Caminhei até ela e me ajoelhei ao seu lado. Coloquei a mão em sua barriga, ficamos ali por alguns minutos e finalmente senti, um negocinho de nada, se não estivesse focado naquilo, não teria pego o movimento.

— Mexeu — gargalhei feliz. — Nosso bebezinho.

— Quero saber o sexo dele. — Ela disse tímida. — Se estiver bom para você. Tipo, quero arrumar o quartinho antes que ele ou ela nasça.

— Por mim tudo bem. — Beijei a barriga dela com carinho.

— Você deve querer um menino, não é?

— Na verdade, eu não me importo. — Sorri para ela. — Seja menino ou menina, vai ser meu artilheiro. Vou ensiná-lo a jogar bola. A empinar pipa, a brincar de pega-pega, levar para pescar, pular amarelinha ou brincar de boneca.

— Não se importa mesmo?

— Não. Só quero que nasça com saúde. — Dei mais um beijo na barriga, outro em seus lábios e levantei. — A única coisa certa é que ser for menina ou menino, eu vou amar igualmente.

Depois daquele dia, o bebê não parou um minuto. Mila acordava no meio da noite com ele fazendo a festa. Ela não dormia, comecei a falar com ele quando estava em casa, contava meu dia a dia no corpo de bombeiros enquanto fazia massagem na barriga dela e isso ia acalmando ele.

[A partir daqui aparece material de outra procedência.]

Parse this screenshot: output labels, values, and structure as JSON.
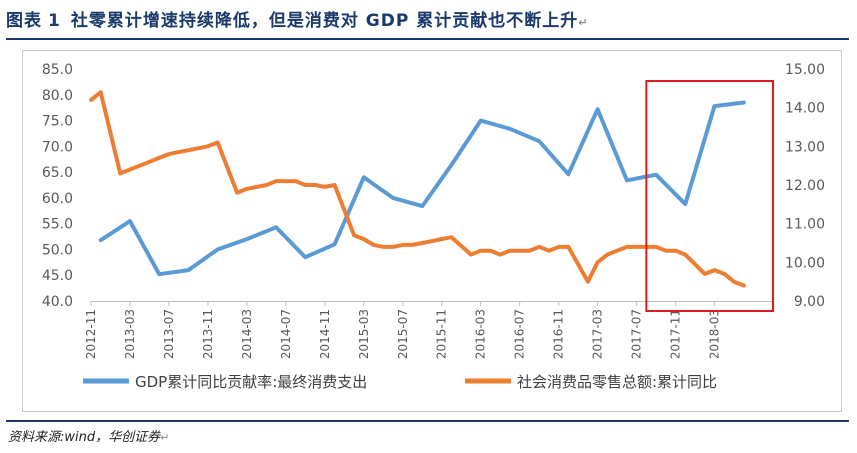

No dia da ultrassom morfológica, estávamos muito preocupados, iriamos saber se de fato a gravidez estava ocorrendo tranquilamente. Depois que a médica fez todas as medições, verificou todos os detalhes e constatou que tínhamos um lindo bebê saudável, então, pedimos para ela ver o sexo.

— Ah, agora está tudo explicado. — Mila riu quando a doutora disse que esperávamos uma linda menininha. — É por isso que ela fica quieta quando você conversar com ela.

— Que foi? Sou um especialista em mulheres. — Dei um sorriso presunçoso. — Essa é a garotinha do papai.

Saímos do exame e fomos almoçar na casa de sua tia Eunice. Estava louco para conhecê-la. A mulher que foi um porto seguro para minha Mila. Ainda não tinha ganhado a discussão sobre contar para os pais dela.

Quando entramos na casa da tia dela, tivemos uma surpresa, seus pais estavam lá.

— Pai, mãe? O que fazem aqui? — perguntou Mila, ela empalideceu e seu sorriso morreu.

— Desde quando tenho que pedir permissão para visitar minha irmã? — perguntou a mãe dela. — Agora, Camila, acredito que lhe dermos educação para que você nos cumprimentasse de forma certa.

Mila andou até eles e pegou a mão de cada um e pediu a benção, fez o mesmo com a tia para depois voltar para o meu lado. Era impressionante a mudança nela. Passou de uma jovem alegre e descontraída para alguém rígido.

— Quem é o homem com você Camila? — o pai dela perguntou.

Mila respirou fundo e por um instante fechou os olhos. Pegou na minha mão, apertei ela para dar força.